Piaget critiqué dans "Philosophie des sciences"

Un forum pour débattre sur diverses critiques adressées à Piaget

Piaget critiqué dans "Philosophie des sciences"

Message par Christian » Mar Jan 03, 2012 11:49 pm

Il a paru en 2002, dans une collection de poche (folio essais), un ouvrage (en 2 volumes)(inédit): Philosophie des sciences, écrit par Daniel andler, Anne Fagot-Largeault et Bertrand Saint-Sernin.
(1300 pages environ).
Dans l'index nominum, Piaget apparaît 12 fois, et toutes les pages renvoient au chapitre de Daniel Andler (DA) intitulé "Processus cognitifs" (1er volume, pp 226-408).

Presque toutes les références à Piaget sont négatives (je les indique par -):
J'en fais la liste, en donnant quelques extraits:

p 326 (-): "On pourrait penser que ces questions [l'étude des capacités cognitives () des bébés et des très jeunes enfants] sont posées depuis longtemps ... à coup sûr, chez Piaget. Et pourtant, dans un manuel de psychologie du développement [Paricia H. Miller, Theories of Developmental Psychology, New-York, W.H. Freeman, 2ème éd., 1989], couvrant aussi bien Piaget que Freud, ..., les questions qui vont nous occuper sont à peine mentionnées. Il y a incontestablement de la nouveauté dans les recherches des quinze dernières années, même si Piaget est en effet un grand précurseur."

p 327 (-): "Ce sont des questions que Piaget n'a pas posées [le concept d'inertie chez un enfant d'un an, l'addition de 2 nombres entiers (pas trop grands) chez l'enfant de six mois], sans doute parce qu'il lui semblait évident que la réponse était négative (il était convaincu qu'au départ l'enfant ne dispose que de schèmes sensori-moteurs), mais aussi parce qu'il aurait été bien embarrassé pour solliciter le témoignage d'enfants de cet âge".

p 331 (-): "Pour des raisons différentes, Quine, comme Piaget se figurent l'enfant à la naissance comme incapable de se représenter autre chose que des épisodes qualitatifs du genre <<Substance>>, <<Substance>>, <<Substance>>, etc. Ce dont le nourrisson ne dispose pas, selon eux, c'est de concepts sortaux, tels que biberon, chien, maman ... ".

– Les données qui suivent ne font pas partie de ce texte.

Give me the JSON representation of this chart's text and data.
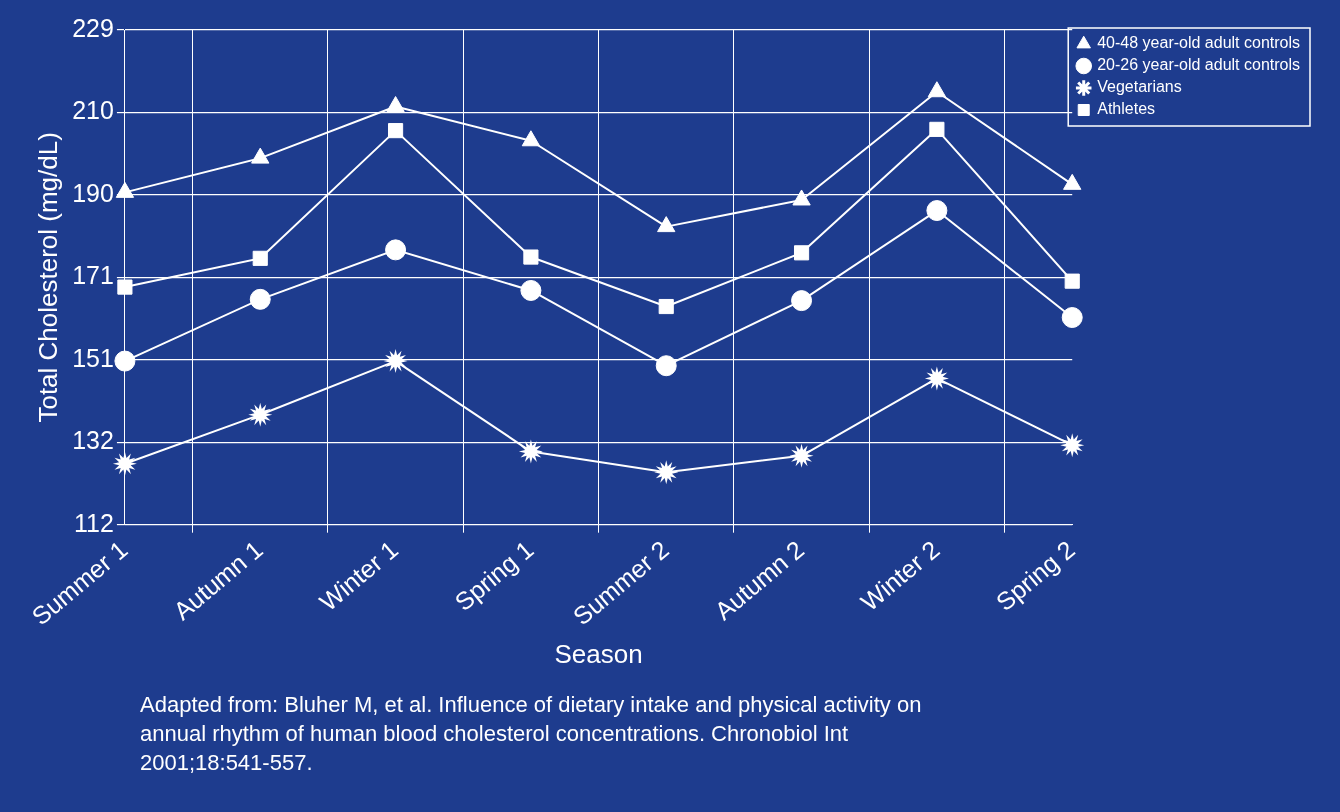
{
  "chart_data": {
    "type": "line",
    "xlabel": "Season",
    "ylabel": "Total Cholesterol (mg/dL)",
    "categories": [
      "Summer 1",
      "Autumn 1",
      "Winter 1",
      "Spring 1",
      "Summer 2",
      "Autumn 2",
      "Winter 2",
      "Spring 2"
    ],
    "series": [
      {
        "name": "40-48 year-old adult controls",
        "color": "#ffffff",
        "marker": "triangle",
        "values": [
          190.6,
          198.7,
          210.9,
          202.8,
          182.5,
          188.8,
          214.4,
          192.5
        ]
      },
      {
        "name": "20-26 year-old adult controls",
        "color": "#ffffff",
        "marker": "circle",
        "values": [
          150.7,
          165.3,
          177,
          167.4,
          149.6,
          165,
          186.3,
          161
        ]
      },
      {
        "name": "Vegetarians",
        "color": "#ffffff",
        "marker": "star",
        "values": [
          126.4,
          138,
          150.7,
          129.3,
          124.4,
          128.3,
          146.6,
          130.8
        ]
      },
      {
        "name": "Athletes",
        "color": "#ffffff",
        "marker": "square",
        "values": [
          168.2,
          175,
          205.2,
          175.3,
          163.6,
          176.3,
          205.5,
          169.6
        ]
      }
    ],
    "ylim": [
      112,
      229
    ],
    "yticks": [
      112,
      {
        "value": 131.5,
        "label": "132"
      },
      151,
      {
        "value": 170.5,
        "label": "171"
      },
      190,
      {
        "value": 209.5,
        "label": "210"
      },
      229
    ],
    "grid": true,
    "legend": "top right",
    "line_style": "solid",
    "annotations": [
      "Adapted from: Bluher M, et al. Influence of dietary intake and physical activity on annual rhythm of human blood cholesterol concentrations. Chronobiol Int 2001;18:541-557."
    ]
  }
}
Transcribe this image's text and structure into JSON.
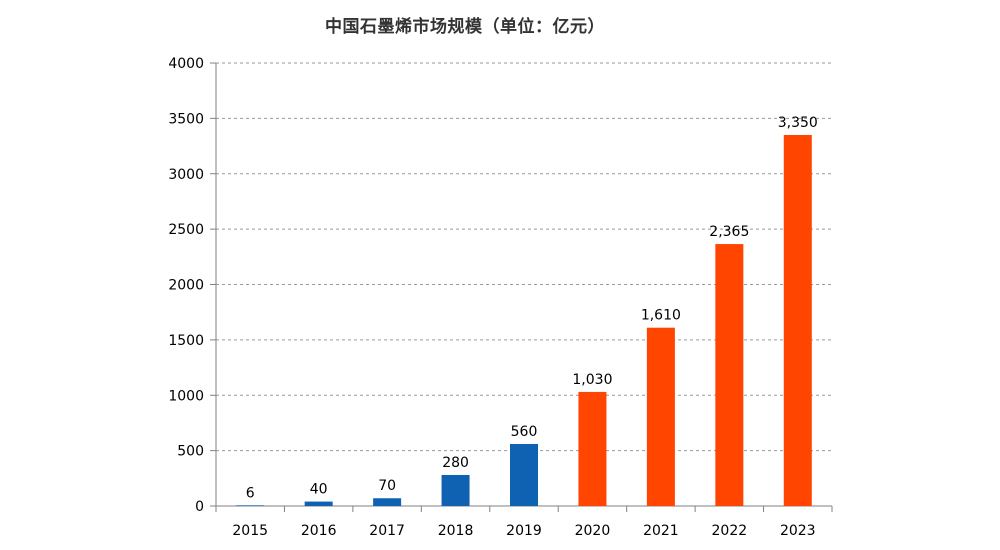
{
  "chart_data": {
    "type": "bar",
    "title": "中国石墨烯市场规模（单位：亿元）",
    "categories": [
      "2015",
      "2016",
      "2017",
      "2018",
      "2019",
      "2020",
      "2021",
      "2022",
      "2023"
    ],
    "values": [
      6,
      40,
      70,
      280,
      560,
      1030,
      1610,
      2365,
      3350
    ],
    "data_labels": [
      "6",
      "40",
      "70",
      "280",
      "560",
      "1,030",
      "1,610",
      "2,365",
      "3,350"
    ],
    "bar_colors": [
      "#0e62b1",
      "#0e62b1",
      "#0e62b1",
      "#0e62b1",
      "#0e62b1",
      "#ff4500",
      "#ff4500",
      "#ff4500",
      "#ff4500"
    ],
    "ylim": [
      0,
      4000
    ],
    "yticks": [
      "0",
      "500",
      "1000",
      "1500",
      "2000",
      "2500",
      "3000",
      "3500",
      "4000"
    ],
    "grid": true,
    "legend": "none",
    "xlabel": "",
    "ylabel": ""
  }
}
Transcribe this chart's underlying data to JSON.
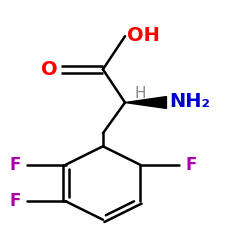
{
  "background_color": "#ffffff",
  "figsize": [
    2.5,
    2.5
  ],
  "dpi": 100,
  "colors": {
    "bond": "#000000",
    "O": "#ff0000",
    "N": "#0000cc",
    "F": "#aa00aa",
    "H_label": "#888888"
  },
  "labels": {
    "O": "O",
    "OH": "OH",
    "NH2": "NH₂",
    "H": "H",
    "F": "F"
  },
  "bond_lw": 1.8,
  "xlim": [
    0.05,
    0.95
  ],
  "ylim": [
    0.0,
    1.05
  ]
}
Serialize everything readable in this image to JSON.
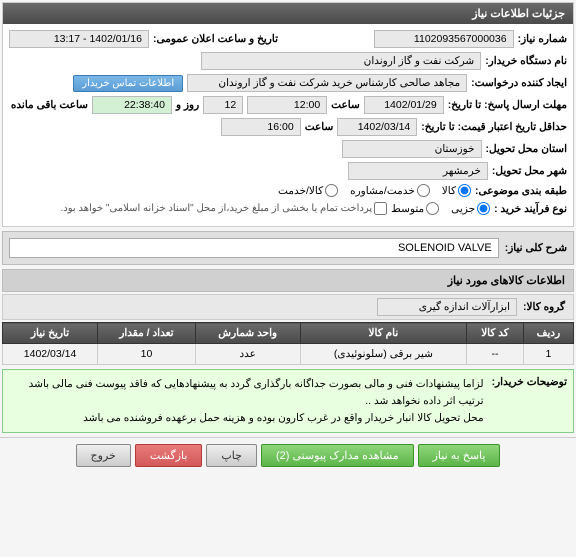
{
  "panel": {
    "title": "جزئیات اطلاعات نیاز"
  },
  "fields": {
    "need_no_label": "شماره نیاز:",
    "need_no": "1102093567000036",
    "announce_label": "تاریخ و ساعت اعلان عمومی:",
    "announce_val": "1402/01/16 - 13:17",
    "buyer_label": "نام دستگاه خریدار:",
    "buyer_val": "شرکت نفت و گاز اروندان",
    "requester_label": "ایجاد کننده درخواست:",
    "requester_val": "مجاهد صالحی کارشناس خرید شرکت نفت و گاز اروندان",
    "contact_btn": "اطلاعات تماس خریدار",
    "deadline_label": "مهلت ارسال پاسخ: تا تاریخ:",
    "deadline_date": "1402/01/29",
    "deadline_time_lbl": "ساعت",
    "deadline_time": "12:00",
    "days_lbl": "روز و",
    "days_val": "12",
    "remain_time": "22:38:40",
    "remain_lbl": "ساعت باقی مانده",
    "validity_label": "حداقل تاریخ اعتبار قیمت: تا تاریخ:",
    "validity_date": "1402/03/14",
    "validity_time": "16:00",
    "province_label": "استان محل تحویل:",
    "province_val": "خوزستان",
    "city_label": "شهر محل تحویل:",
    "city_val": "خرمشهر",
    "category_label": "طبقه بندی موضوعی:",
    "cat_goods": "کالا",
    "cat_service": "خدمت/مشاوره",
    "cat_goods_service": "کالا/خدمت",
    "purchase_type_label": "نوع فرآیند خرید :",
    "pt_partial": "جزیی",
    "pt_medium": "متوسط",
    "purchase_note": "پرداخت تمام یا بخشی از مبلغ خرید،از محل \"اسناد خزانه اسلامی\" خواهد بود.",
    "title_label": "شرح کلی نیاز:",
    "title_val": "SOLENOID VALVE",
    "goods_section": "اطلاعات کالاهای مورد نیاز",
    "group_label": "گروه کالا:",
    "group_val": "ابزارآلات اندازه گیری",
    "desc_label": "توضیحات خریدار:",
    "desc_text1": "لزاما  پیشنهادات فنی و مالی بصورت جداگانه بارگذاری گردد به پیشنهادهایی که فاقد پیوست فنی مالی باشد ترتیب اثر داده نخواهد شد ..",
    "desc_text2": "محل تحویل کالا انبار خریدار واقع در غرب کارون بوده و هزینه حمل برعهده فروشنده می باشد"
  },
  "table": {
    "headers": [
      "ردیف",
      "کد کالا",
      "نام کالا",
      "واحد شمارش",
      "تعداد / مقدار",
      "تاریخ نیاز"
    ],
    "rows": [
      [
        "1",
        "--",
        "شیر برقی (سلونوئیدی)",
        "عدد",
        "10",
        "1402/03/14"
      ]
    ]
  },
  "footer": {
    "respond": "پاسخ به نیاز",
    "attachments": "مشاهده مدارک پیوستی (2)",
    "print": "چاپ",
    "back": "بازگشت",
    "exit": "خروج"
  }
}
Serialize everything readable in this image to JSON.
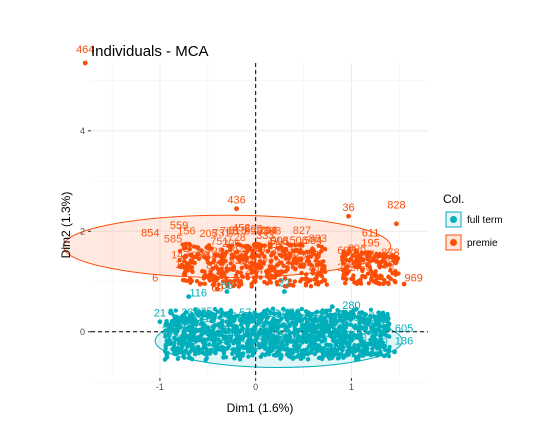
{
  "chart_data": {
    "type": "scatter",
    "title": "Individuals - MCA",
    "xlabel": "Dim1 (1.6%)",
    "ylabel": "Dim2 (1.3%)",
    "xlim": [
      -1.72,
      1.8
    ],
    "ylim": [
      -0.92,
      5.35
    ],
    "x_ticks": [
      -1,
      0,
      1
    ],
    "y_ticks": [
      0,
      2,
      4
    ],
    "grid": true,
    "reference_lines": {
      "x": 0,
      "y": 0
    },
    "legend": {
      "title": "Col.",
      "position": "right"
    },
    "series": [
      {
        "name": "full term",
        "color": "#00AFBB",
        "cluster_center": [
          0.15,
          0.0
        ],
        "ellipse": {
          "cx": 0.24,
          "cy": -0.18,
          "rx": 1.29,
          "ry": 0.53
        },
        "points": [
          {
            "x": -0.7,
            "y": 0.7
          },
          {
            "x": -0.3,
            "y": 0.8
          },
          {
            "x": 0.3,
            "y": 0.8
          },
          {
            "x": 1.05,
            "y": 0.45
          },
          {
            "x": 1.3,
            "y": -0.2
          },
          {
            "x": 1.45,
            "y": -0.4
          },
          {
            "x": -1.0,
            "y": 0.2
          },
          {
            "x": 0.8,
            "y": 0.5
          }
        ],
        "labels": [
          {
            "text": "66",
            "x": -0.3,
            "y": 0.85
          },
          {
            "text": "7",
            "x": 1.35,
            "y": 0.05
          },
          {
            "text": "605",
            "x": 1.55,
            "y": 0.0
          },
          {
            "text": "136",
            "x": 1.55,
            "y": -0.25
          },
          {
            "text": "21",
            "x": -1.0,
            "y": 0.3
          },
          {
            "text": "116",
            "x": -0.6,
            "y": 0.7
          },
          {
            "text": "280",
            "x": 1.0,
            "y": 0.45
          },
          {
            "text": "22",
            "x": 0.3,
            "y": 0.9
          }
        ]
      },
      {
        "name": "premie",
        "color": "#FC4E07",
        "cluster_center": [
          0.0,
          1.4
        ],
        "ellipse": {
          "cx": -0.3,
          "cy": 1.7,
          "rx": 1.71,
          "ry": 0.62
        },
        "points": [
          {
            "x": -1.78,
            "y": 5.35
          },
          {
            "x": -0.2,
            "y": 2.45
          },
          {
            "x": 0.97,
            "y": 2.3
          },
          {
            "x": 1.47,
            "y": 2.15
          },
          {
            "x": 1.55,
            "y": 0.95
          },
          {
            "x": -0.4,
            "y": 0.85
          },
          {
            "x": 1.05,
            "y": 1.6
          },
          {
            "x": 0.5,
            "y": 1.3
          }
        ],
        "labels": [
          {
            "text": "464",
            "x": -1.78,
            "y": 5.55
          },
          {
            "text": "436",
            "x": -0.2,
            "y": 2.55
          },
          {
            "text": "36",
            "x": 0.97,
            "y": 2.4
          },
          {
            "text": "828",
            "x": 1.47,
            "y": 2.45
          },
          {
            "text": "611",
            "x": 1.2,
            "y": 1.9
          },
          {
            "text": "195",
            "x": 1.2,
            "y": 1.7
          },
          {
            "text": "969",
            "x": 1.65,
            "y": 1.0
          },
          {
            "text": "69",
            "x": -0.4,
            "y": 0.8
          },
          {
            "text": "6",
            "x": -1.05,
            "y": 1.0
          },
          {
            "text": "854",
            "x": -1.1,
            "y": 1.9
          },
          {
            "text": "559",
            "x": -0.8,
            "y": 2.05
          },
          {
            "text": "452",
            "x": -0.15,
            "y": 2.0
          },
          {
            "text": "333",
            "x": 0.1,
            "y": 1.85
          },
          {
            "text": "908",
            "x": 0.25,
            "y": 1.75
          },
          {
            "text": "506",
            "x": 0.45,
            "y": 1.75
          },
          {
            "text": "584",
            "x": 0.6,
            "y": 1.75
          },
          {
            "text": "41",
            "x": 1.0,
            "y": 1.55
          },
          {
            "text": "413",
            "x": 0.65,
            "y": 1.2
          },
          {
            "text": "13",
            "x": 0.2,
            "y": 1.3
          }
        ]
      }
    ]
  }
}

p 332 (-): "Dès l'âge de deux mois, le bébé sait que les objets cachés subsistent (ce que Piaget niait, se fondant sur le fait qu'à moins de huit mois, il ne fait rien pour soulever une couverture dont on a recouvert sous ses yeux un objet désirable)."

p 366 (-): "Piaget avait ses idées sur les conceptions infantiles de la physique, mais il ne semble pas avoir pensé que les conceptions de l'adulte différaient qualitativement de la mécanique classique élémentaire. Or quand on alla y voir de plus près, on constata rapidement que Piaget se trompait".

p 376 (-): "L'art de raisonner est codifié, nous dit la tradition, par la logique. Piaget s'était demandé comment, et dans quelle mesure, les enfants s'appropriaient les principes de la logique. Il ne doutait pas que les adultes, aux erreurs d'inattention près, soient maîtres de la logique (non au sens d'en posséder la théorie explicite, mais d'en appliquer les lois). Il ne mettait plus en question l'idée que la logique n'est rien d'autre que la norme du raisonnement. Ces convictions ont été fortement remises en question au cours des quarante dernières années."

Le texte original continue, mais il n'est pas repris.